With the concept of the relevant executive, the authors help salespeople to understand exactly what "calling high" means for a particular client. This relevant executive cannot be identified by just looking at an organization chart. The relevant executive is not only defined by his/her high rank but also by his/her high influence. The book gives good clues how to determine this influence.

The authors are also helping us to understand , based on their research, when senior executive are involved in a buying decision. It is not when they actually sign the contract. They are involved early when a problem surfaces where "work-arounds" do no longer contain the consequences caused by the problem and a project needs to be defined for finding a new way of how to address this problem. Usually when the vision is clear how the problem can be solved by buying something, the selection of the vendor offering suitable solutions is delegated. The executive's interest in the project increases again once the solution is in place. At this point in time they want to know what value the solution actually delivers to their business.

Calling to executives early, requires a higher proficiency of selling. Indicators are given helping an individual to check his/her actual level of sales proficiency and throughout the book practical advice can be found what it takes to close the gap.

Preparation is key in selling to the C-Suite. There is a chapter in the book helping to gain an understanding what executives want. In an appendix of the book, there is a very practical guide to customer research how to find clues of what a particular executive wants specifically.
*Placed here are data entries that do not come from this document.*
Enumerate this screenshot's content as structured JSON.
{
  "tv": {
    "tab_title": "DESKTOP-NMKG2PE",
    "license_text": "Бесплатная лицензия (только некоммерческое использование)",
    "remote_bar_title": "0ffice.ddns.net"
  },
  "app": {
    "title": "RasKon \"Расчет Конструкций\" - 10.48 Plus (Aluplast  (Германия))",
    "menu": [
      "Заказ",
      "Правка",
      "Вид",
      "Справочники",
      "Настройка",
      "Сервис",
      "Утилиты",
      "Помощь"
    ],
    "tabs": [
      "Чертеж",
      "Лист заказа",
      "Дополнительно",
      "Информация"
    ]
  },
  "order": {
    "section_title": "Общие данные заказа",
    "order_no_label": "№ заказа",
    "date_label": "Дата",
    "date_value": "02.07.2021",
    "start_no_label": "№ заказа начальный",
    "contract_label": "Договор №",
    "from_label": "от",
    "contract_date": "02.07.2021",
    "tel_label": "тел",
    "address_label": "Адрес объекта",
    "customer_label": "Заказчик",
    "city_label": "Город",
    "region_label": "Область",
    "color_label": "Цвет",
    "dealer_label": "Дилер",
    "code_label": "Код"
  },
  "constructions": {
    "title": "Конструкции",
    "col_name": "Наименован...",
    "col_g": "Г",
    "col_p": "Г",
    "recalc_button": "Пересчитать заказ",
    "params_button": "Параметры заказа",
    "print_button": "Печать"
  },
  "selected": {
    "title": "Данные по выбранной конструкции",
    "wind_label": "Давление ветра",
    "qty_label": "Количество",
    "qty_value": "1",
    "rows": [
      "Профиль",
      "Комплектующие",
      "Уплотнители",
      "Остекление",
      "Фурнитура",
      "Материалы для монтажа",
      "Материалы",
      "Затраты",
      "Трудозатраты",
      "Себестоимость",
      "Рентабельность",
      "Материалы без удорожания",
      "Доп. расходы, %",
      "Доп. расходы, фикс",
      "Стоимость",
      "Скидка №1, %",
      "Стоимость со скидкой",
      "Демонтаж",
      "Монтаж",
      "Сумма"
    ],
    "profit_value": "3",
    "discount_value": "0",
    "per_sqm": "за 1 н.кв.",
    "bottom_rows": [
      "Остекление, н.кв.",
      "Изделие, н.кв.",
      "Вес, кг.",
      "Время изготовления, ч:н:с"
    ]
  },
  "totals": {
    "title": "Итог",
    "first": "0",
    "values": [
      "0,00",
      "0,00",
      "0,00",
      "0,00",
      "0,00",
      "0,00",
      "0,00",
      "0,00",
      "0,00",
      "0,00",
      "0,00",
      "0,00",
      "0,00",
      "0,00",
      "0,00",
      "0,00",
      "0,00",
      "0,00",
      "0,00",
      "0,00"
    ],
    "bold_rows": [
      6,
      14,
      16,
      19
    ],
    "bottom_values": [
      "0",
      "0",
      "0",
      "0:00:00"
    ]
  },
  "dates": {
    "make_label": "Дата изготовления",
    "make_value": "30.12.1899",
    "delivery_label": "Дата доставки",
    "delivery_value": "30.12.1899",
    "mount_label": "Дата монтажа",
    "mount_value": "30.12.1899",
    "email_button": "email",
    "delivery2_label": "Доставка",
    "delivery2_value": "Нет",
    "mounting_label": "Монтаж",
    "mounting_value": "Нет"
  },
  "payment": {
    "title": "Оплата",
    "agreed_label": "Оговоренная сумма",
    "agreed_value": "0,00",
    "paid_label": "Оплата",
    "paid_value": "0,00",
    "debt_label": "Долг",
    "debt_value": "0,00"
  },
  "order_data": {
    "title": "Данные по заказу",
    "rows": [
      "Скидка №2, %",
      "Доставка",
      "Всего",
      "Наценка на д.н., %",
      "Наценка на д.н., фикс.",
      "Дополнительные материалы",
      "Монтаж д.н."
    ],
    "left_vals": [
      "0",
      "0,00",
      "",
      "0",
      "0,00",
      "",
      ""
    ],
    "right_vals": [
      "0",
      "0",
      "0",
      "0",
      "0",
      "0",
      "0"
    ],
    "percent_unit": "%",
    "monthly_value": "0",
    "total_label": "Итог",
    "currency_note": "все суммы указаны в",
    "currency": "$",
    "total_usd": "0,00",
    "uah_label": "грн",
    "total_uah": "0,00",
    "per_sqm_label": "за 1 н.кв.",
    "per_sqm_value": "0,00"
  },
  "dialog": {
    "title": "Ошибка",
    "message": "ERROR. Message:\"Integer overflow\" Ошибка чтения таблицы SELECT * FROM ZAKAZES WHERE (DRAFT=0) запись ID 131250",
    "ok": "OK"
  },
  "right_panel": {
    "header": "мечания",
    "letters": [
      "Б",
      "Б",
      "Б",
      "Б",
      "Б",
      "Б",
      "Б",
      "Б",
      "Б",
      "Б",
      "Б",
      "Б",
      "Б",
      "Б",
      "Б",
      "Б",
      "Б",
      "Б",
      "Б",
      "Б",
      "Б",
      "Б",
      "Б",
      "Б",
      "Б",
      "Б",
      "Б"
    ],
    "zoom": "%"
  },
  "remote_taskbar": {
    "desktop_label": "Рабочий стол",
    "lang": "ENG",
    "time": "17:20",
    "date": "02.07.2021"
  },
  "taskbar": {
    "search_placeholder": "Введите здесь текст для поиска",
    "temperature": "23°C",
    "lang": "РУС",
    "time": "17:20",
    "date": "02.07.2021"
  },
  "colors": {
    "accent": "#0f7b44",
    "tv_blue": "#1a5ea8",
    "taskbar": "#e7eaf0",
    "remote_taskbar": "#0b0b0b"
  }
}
How to gain access and how to establish credibility with executives are other important topics. It also has been said many times, that sellers today are no longer "messengers of value" they have to be "providers of value". How this can be achieved is also very clearly explained? The explanation that value is to be articulated differently depending on the status of the customer project is particularly insightful. It is recommended to use a Value Hypothesis to articulate the problem, a Value Proposition to help with the buying decision and a Value Message, to confirm the value that has been delivered through the solution. However the structure recommended for the Value Proposition seems to be a bit to rigid. I doubt that the template where just some blanks are to be filled in is still effective today.

Knowing when executives are involved in a project is also a key concept how to cultivate loyalty.

To help the reader to transition from knowing to doing, there is an appendix with worksheets providing a tool box how to apply the concepts in daily practice.

This description of the content does not represent the flow of the chapters in the book. Not mentioned yet is Chapter 2 of the book.

This is one of the most concise discussions on B2B Marketing, how it differs from B2C Marketing and how the Internet has changed the role of selling I have ever seen. This chapter alone is an alternative reason for buying the book. Understanding its contents is not only relevant for people wanting to sell to the C-Suite. It is essential for anyone who seeks to have a lasting career in direct sales.

For people wanting to sell to the C-Suite this book is a must read anyhow.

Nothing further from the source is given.